OCA vs. Google Print Library Project?

I was struck in the recent news about Microsoft joining the Open Content Alliance by the curious framing of this announcement:

The move comes as Google faces growing legal pressure from publishers over its own global digital library plans.

Microsoft said it would initially focus on works already in the public domain.

This way, it hopes to avoid similar legal issues over copyright.

This PR positioning makes me think that the OCA, a worthwhile effort (to which O’Reilly has contributed content), is being hijacked by Microsoft as a way of undermining Google. In fact, the OCA addresses only a subset of the “lost content” problem in print book publishing that is addressed by Google Print for Libraries.
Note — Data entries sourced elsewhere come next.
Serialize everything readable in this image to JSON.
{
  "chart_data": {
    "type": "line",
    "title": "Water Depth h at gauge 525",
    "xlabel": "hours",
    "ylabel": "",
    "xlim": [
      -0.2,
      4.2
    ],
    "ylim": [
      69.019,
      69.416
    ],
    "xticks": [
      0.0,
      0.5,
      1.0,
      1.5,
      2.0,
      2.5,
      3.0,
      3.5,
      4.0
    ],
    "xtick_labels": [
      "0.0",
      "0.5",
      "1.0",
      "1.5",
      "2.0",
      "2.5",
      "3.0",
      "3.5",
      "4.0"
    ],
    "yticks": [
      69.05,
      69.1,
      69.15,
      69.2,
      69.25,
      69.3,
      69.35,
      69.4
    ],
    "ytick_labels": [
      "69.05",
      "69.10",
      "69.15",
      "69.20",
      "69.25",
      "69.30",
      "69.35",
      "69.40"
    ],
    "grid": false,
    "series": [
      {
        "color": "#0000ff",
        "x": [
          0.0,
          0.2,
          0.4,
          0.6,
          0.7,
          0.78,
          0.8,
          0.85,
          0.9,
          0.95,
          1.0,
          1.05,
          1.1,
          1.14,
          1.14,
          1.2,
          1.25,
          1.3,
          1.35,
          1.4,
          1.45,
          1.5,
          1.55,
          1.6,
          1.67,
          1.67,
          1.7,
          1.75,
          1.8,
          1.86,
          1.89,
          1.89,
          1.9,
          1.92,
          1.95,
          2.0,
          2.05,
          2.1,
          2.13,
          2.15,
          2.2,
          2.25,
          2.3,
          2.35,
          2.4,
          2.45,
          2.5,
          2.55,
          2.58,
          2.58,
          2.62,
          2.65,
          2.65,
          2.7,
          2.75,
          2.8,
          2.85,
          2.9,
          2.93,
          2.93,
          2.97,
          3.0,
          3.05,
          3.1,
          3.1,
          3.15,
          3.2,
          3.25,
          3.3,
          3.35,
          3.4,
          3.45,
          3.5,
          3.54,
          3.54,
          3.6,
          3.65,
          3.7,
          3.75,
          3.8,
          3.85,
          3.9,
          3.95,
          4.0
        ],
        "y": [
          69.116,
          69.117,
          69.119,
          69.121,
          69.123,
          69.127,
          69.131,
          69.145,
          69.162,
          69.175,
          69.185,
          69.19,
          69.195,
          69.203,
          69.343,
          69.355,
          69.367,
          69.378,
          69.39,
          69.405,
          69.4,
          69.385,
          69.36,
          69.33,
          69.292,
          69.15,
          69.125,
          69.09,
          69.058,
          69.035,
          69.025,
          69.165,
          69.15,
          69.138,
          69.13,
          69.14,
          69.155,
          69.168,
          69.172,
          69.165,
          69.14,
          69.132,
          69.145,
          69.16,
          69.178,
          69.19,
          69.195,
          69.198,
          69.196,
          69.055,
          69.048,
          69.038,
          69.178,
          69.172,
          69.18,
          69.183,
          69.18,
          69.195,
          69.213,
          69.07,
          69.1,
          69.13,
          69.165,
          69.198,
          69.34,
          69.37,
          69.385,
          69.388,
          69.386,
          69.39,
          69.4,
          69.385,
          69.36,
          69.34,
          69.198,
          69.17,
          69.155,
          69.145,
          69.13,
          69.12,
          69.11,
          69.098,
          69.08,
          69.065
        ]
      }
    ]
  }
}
According to a recent study by the Online Computer Library Center, which analyzed the books in the collections of the five libraries participating in the Google Print for Libraries project, only about 20% of the 10.5 million unique titles in the collections of the five libraries are out of copyright, using the 1923 change in the copyright law as a dividing line before which you can assume books are out of copyright. This 20% of books out of copyright is the realm of efforts like OCA. Meanwhile, another 10-20% are under copyright, in print, and being commercially exploited. This is the realm of titles opted in by publishers to programs like Google Print or Amazon Search Inside the Book. That leaves 60-70% of all titles ever published in the twilight zone, out of print, but still under copyright. For many of these books, no one even knows any longer who owns the rights, and there is no commercial incentive to figure it out, making the publishers’ request for “opt in” a fig leaf that will ultimately lead only to continued neglect.

3groupsofbooks.tiff

As I’ve written previously, Google Print is the only effort that attempts to cut the Gordian knot that entangles titles that are under copyright but no longer being commercially exploited. Working with libraries to build a searchable index of their collections is a brilliant application of the principles of copyright fair use that will unlock the vast number of books in this middle category. What’s so beautiful about this approach is that as search helps users to rediscover value in these “lost works”, publishers and authors will have an economic incentive that is missing under the current situation to discover and assert their ownership. OCA is a complementary effort, but it does not at all address the same problem.